On corruption at City Hall,

It certainly is most distressing to have a good building code and an able building inspector in a city and to see those advantages completely nullified by a council that will allow certain favorites, privileges not countenanced by that code and that but spell danger to the entire city and to all the work that has been well done.

On the use of concrete in construction,

And so it goes, little by little, what threatened to be but a craze, and a dangerous one at that, will be gotten down to its proper sphere of usefulness, and concrete will become, instead of a thing to be feared, a pliant and efficient detail of construction.

On step-back construction in urban planning,

Arrange it so that buildings can be carried up a certain height, six or seven stories, on narrow streets, eight or nine on wider streets, on the street line, then recess or step back so many feet and go up another prescribed number of stories on that line and then another recess and up again.

On plate glass,

Plate glass is one of the great abominations of modern architecture.

On the Lincoln Memorial,

My prayer to Congress, to the architectural and to the lay press has been that this present appropriation be diverted to such purpose rather than waste it as it most certainly will be if the present plans are carried out.
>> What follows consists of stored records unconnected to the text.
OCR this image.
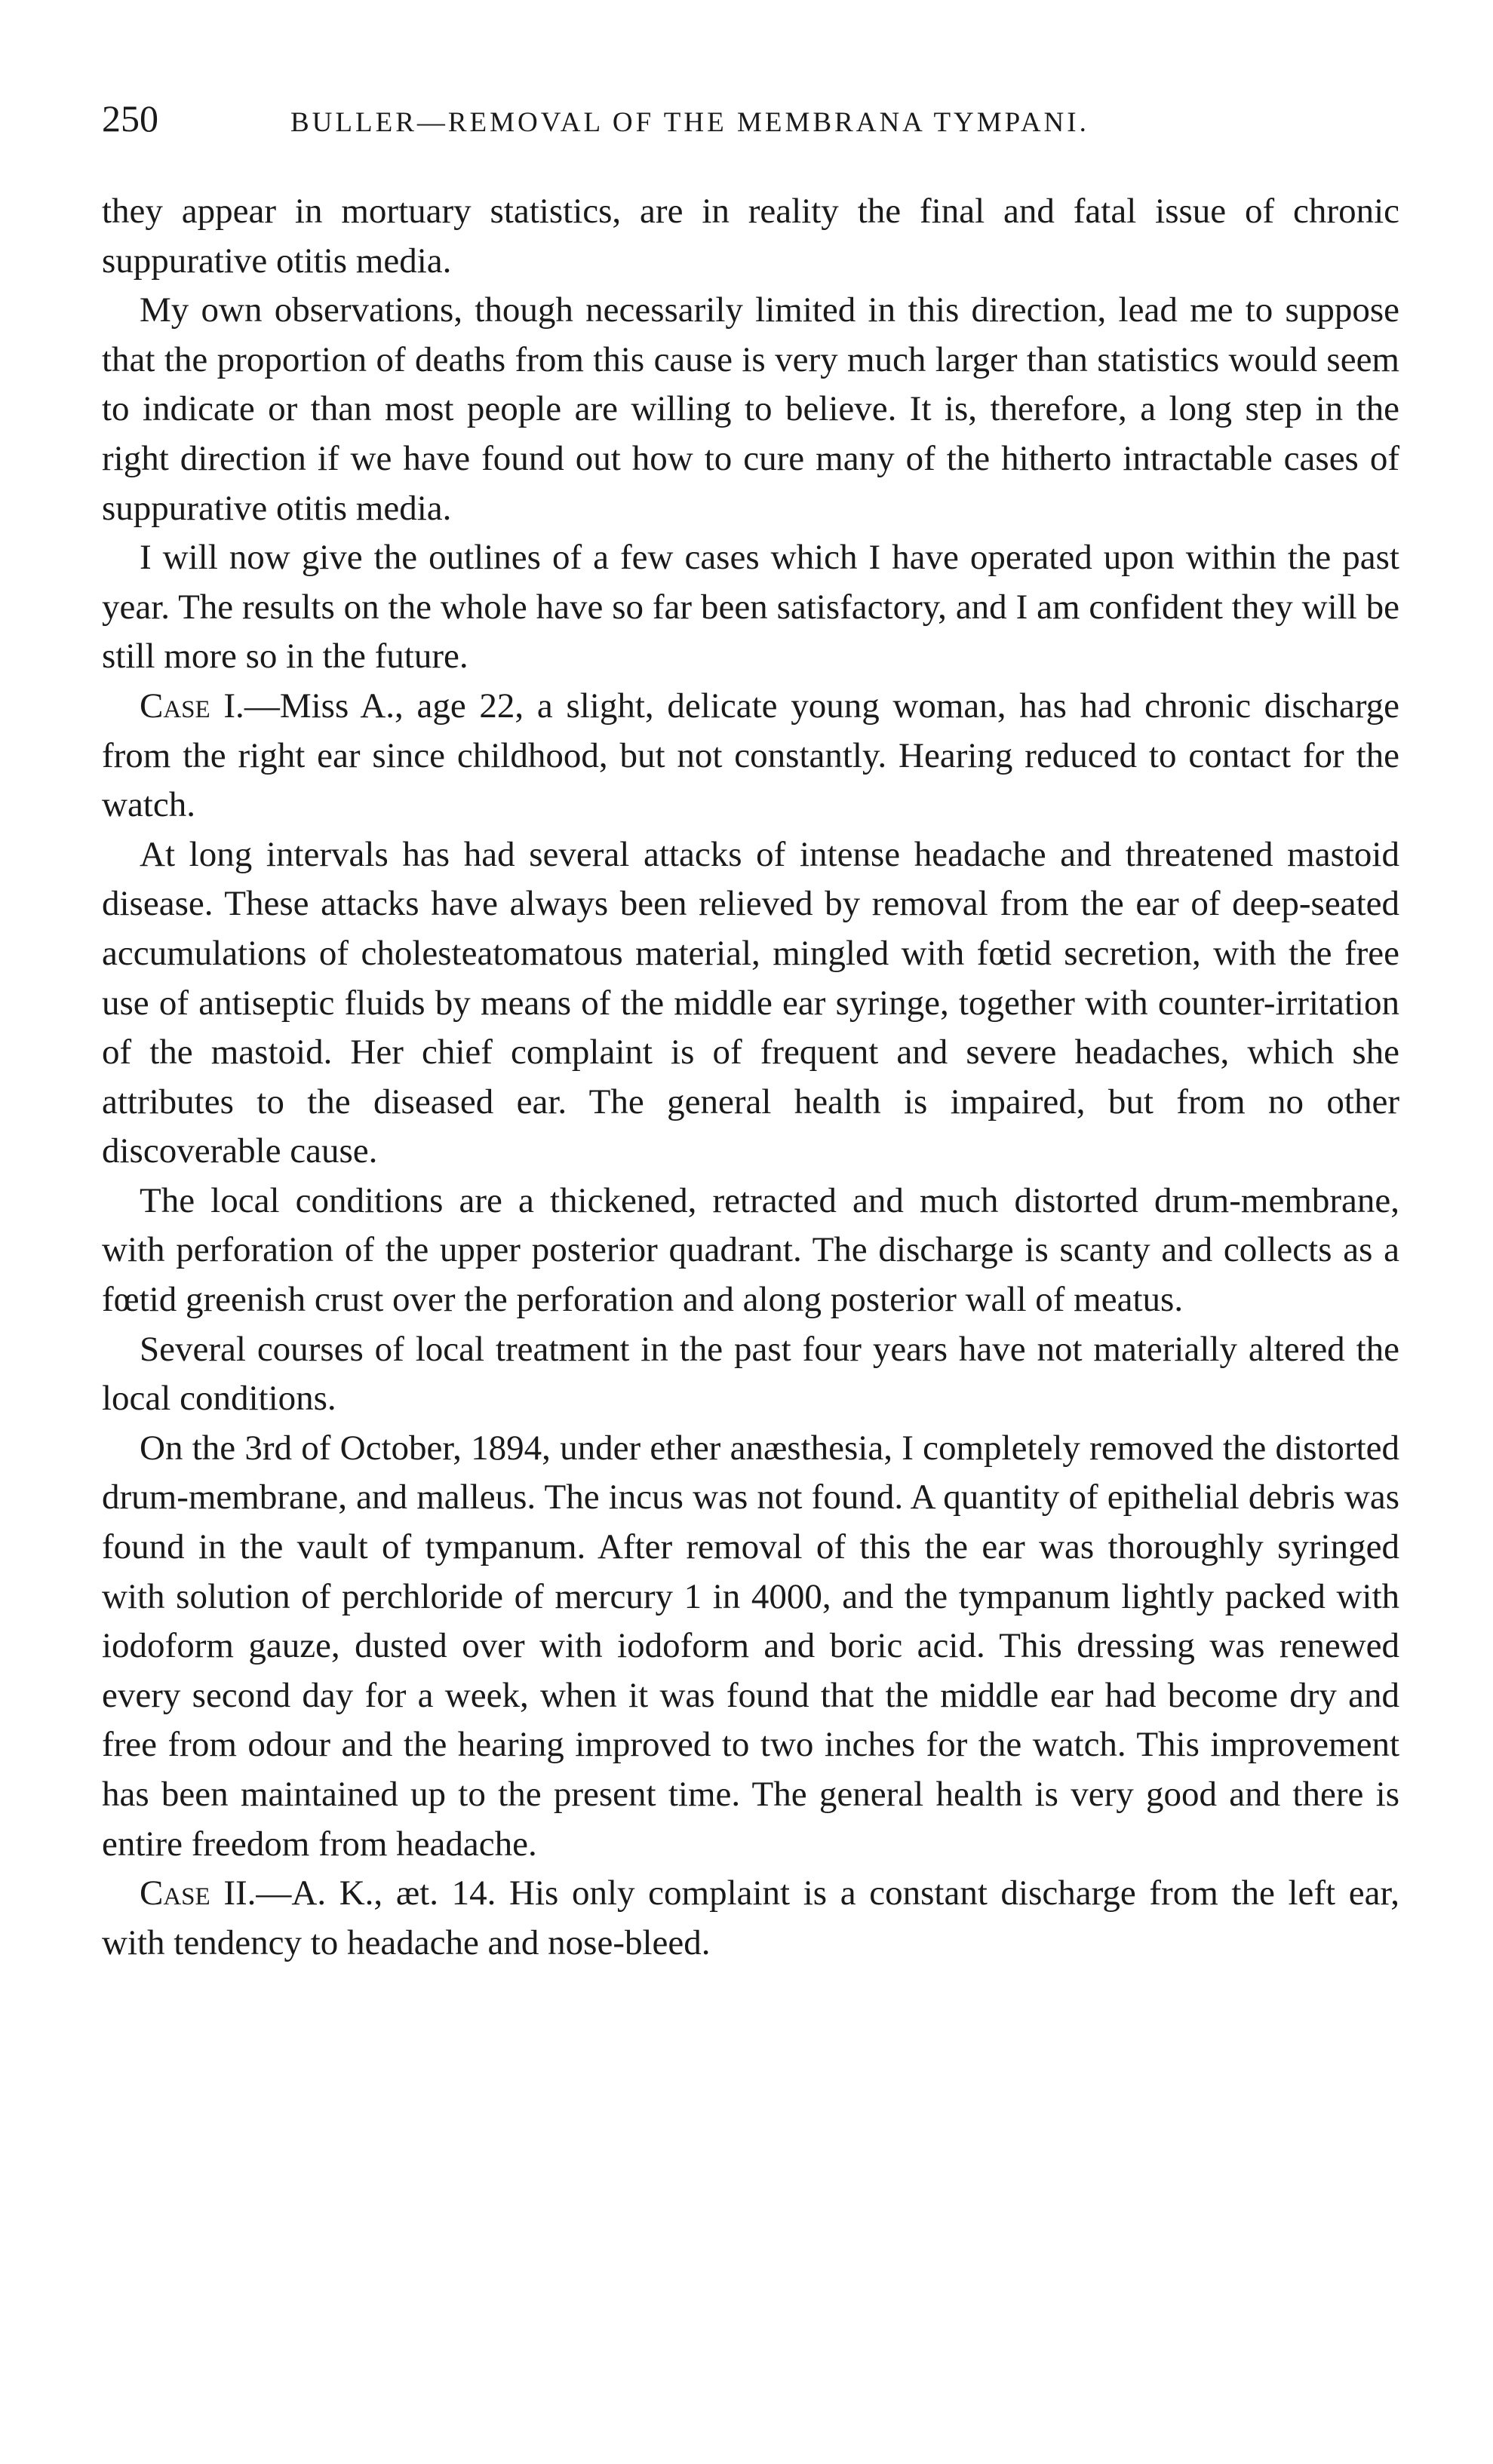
250	BULLER—REMOVAL OF THE MEMBRANA TYMPANI.

they appear in mortuary statistics, are in reality the final and fatal issue of chronic suppurative otitis media.

My own observations, though necessarily limited in this direction, lead me to suppose that the proportion of deaths from this cause is very much larger than statistics would seem to indicate or than most people are willing to believe. It is, therefore, a long step in the right direction if we have found out how to cure many of the hitherto intractable cases of suppurative otitis media.

I will now give the outlines of a few cases which I have operated upon within the past year. The results on the whole have so far been satisfactory, and I am confident they will be still more so in the future.

Case I.—Miss A., age 22, a slight, delicate young woman, has had chronic discharge from the right ear since childhood, but not constantly. Hearing reduced to contact for the watch.

At long intervals has had several attacks of intense headache and threatened mastoid disease. These attacks have always been relieved by removal from the ear of deep-seated accumulations of cholesteatomatous material, mingled with fœtid secretion, with the free use of antiseptic fluids by means of the middle ear syringe, together with counter-irritation of the mastoid. Her chief complaint is of frequent and severe headaches, which she attributes to the diseased ear. The general health is impaired, but from no other discoverable cause.

The local conditions are a thickened, retracted and much distorted drum-membrane, with perforation of the upper posterior quadrant. The discharge is scanty and collects as a fœtid greenish crust over the perforation and along posterior wall of meatus.

Several courses of local treatment in the past four years have not materially altered the local conditions.

On the 3rd of October, 1894, under ether anæsthesia, I completely removed the distorted drum-membrane, and malleus. The incus was not found. A quantity of epithelial debris was found in the vault of tympanum. After removal of this the ear was thoroughly syringed with solution of perchloride of mercury 1 in 4000, and the tympanum lightly packed with iodoform gauze, dusted over with iodoform and boric acid. This dressing was renewed every second day for a week, when it was found that the middle ear had become dry and free from odour and the hearing improved to two inches for the watch. This improvement has been maintained up to the present time. The general health is very good and there is entire freedom from headache.

Case II.—A. K., æt. 14. His only complaint is a constant discharge from the left ear, with tendency to headache and nose-bleed.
For Washington is already over-cluttered with Greek temples, bronze men on circus horses, gravestones stuck around our parks and streets and other such "artistic junk" in alleged memory of our warriors and other heroes. We are surfeited with such art. In Heaven's name don't inflict any more upon us!

On the boring work of fellow architects,

No, I am not clamoring for an inartistic solution of our practical problems, but I do vociferously pray and beseech my fellows to throw away their fetishes, break up their golden calf and false gods, the Axis, the Great Temple, the Antique, the abject worship of All that Has Been.
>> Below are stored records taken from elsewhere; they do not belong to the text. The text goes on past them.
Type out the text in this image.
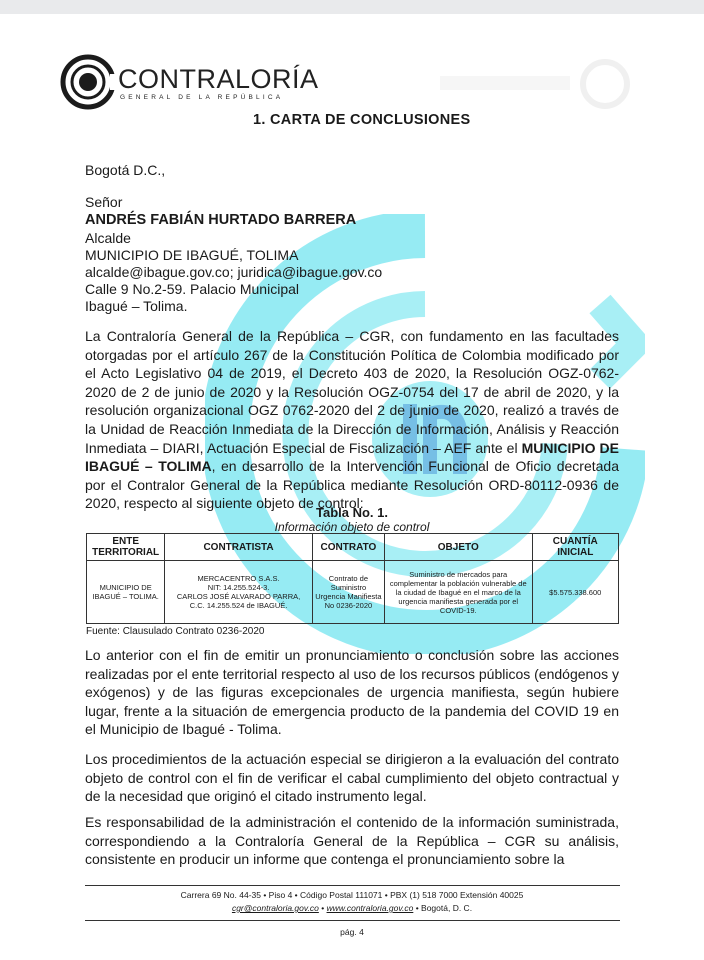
CONTRALORÍA
GENERAL DE LA REPÚBLICA
1. CARTA DE CONCLUSIONES
Bogotá D.C.,
Señor
ANDRÉS FABIÁN HURTADO BARRERA
Alcalde
MUNICIPIO DE IBAGUÉ, TOLIMA
alcalde@ibague.gov.co; juridica@ibague.gov.co
Calle 9 No.2-59. Palacio Municipal
Ibagué – Tolima.

La Contraloría General de la República – CGR, con fundamento en las facultades otorgadas por el artículo 267 de la Constitución Política de Colombia modificado por el Acto Legislativo 04 de 2019, el Decreto 403 de 2020, la Resolución OGZ-0762-2020 de 2 de junio de 2020 y la Resolución OGZ-0754 del 17 de abril de 2020, y la resolución organizacional OGZ 0762-2020 del 2 de junio de 2020, realizó a través de la Unidad de Reacción Inmediata de la Dirección de Información, Análisis y Reacción Inmediata – DIARI, Actuación Especial de Fiscalización – AEF ante el MUNICIPIO DE IBAGUÉ – TOLIMA, en desarrollo de la Intervención Funcional de Oficio decretada por el Contralor General de la República mediante Resolución ORD-80112-0936 de 2020, respecto al siguiente objeto de control:

Tabla No. 1.
Información objeto de control
ENTE TERRITORIAL	CONTRATISTA	CONTRATO	OBJETO	CUANTÍA INICIAL
MUNICIPIO DE IBAGUÉ – TOLIMA.	MERCACENTRO S.A.S.
NIT: 14.255.524-3.
CARLOS JOSÉ ALVARADO PARRA,
C.C. 14.255.524 de IBAGUÉ.	Contrato de Suministro Urgencia Manifiesta No 0236-2020	Suministro de mercados para complementar la población vulnerable de la ciudad de Ibagué en el marco de la urgencia manifiesta generada por el COVID-19.	$5.575.338.600
Fuente: Clausulado Contrato 0236-2020

Lo anterior con el fin de emitir un pronunciamiento o conclusión sobre las acciones realizadas por el ente territorial respecto al uso de los recursos públicos (endógenos y exógenos) y de las figuras excepcionales de urgencia manifiesta, según hubiere lugar, frente a la situación de emergencia producto de la pandemia del COVID 19 en el Municipio de Ibagué - Tolima.

Los procedimientos de la actuación especial se dirigieron a la evaluación del contrato objeto de control con el fin de verificar el cabal cumplimiento del objeto contractual y de la necesidad que originó el citado instrumento legal.

Es responsabilidad de la administración el contenido de la información suministrada, correspondiendo a la Contraloría General de la República – CGR su análisis, consistente en producir un informe que contenga el pronunciamiento sobre la

Carrera 69 No. 44-35 • Piso 4 • Código Postal 111071 • PBX (1) 518 7000 Extensión 40025
cgr@contraloria.gov.co • www.contraloria.gov.co • Bogotá, D. C.
pág. 4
On the invention of the skyscraper,

Nevertheless and notwithstanding, I feel a very deep interest in the question. You see, they accuse me of inventing the skyscraper. I do know that I was one of the three men who first sprung it upon an unsuspecting public and have built dozens of it, improved it, fought for it and have been closely knit with it for forty years, and so I am just silly enough, kind of Professor Tiernan-like, to defend the child-since grown into rather robust maturity-whether I be its sole or joint paternal relative.

==Death==
While crossing the street in Evanston, Fitzpatrick was fatally struck by a car on July 10, 1931. An obituary at the time described his life,

Handsome, tall, graceful, eager, affectionate, generous, an extraordinary athlete, horseman and fencer. Mr. Fitzpatrick was all of these and like Leonardo de Vinci, he was an inventor and an architect.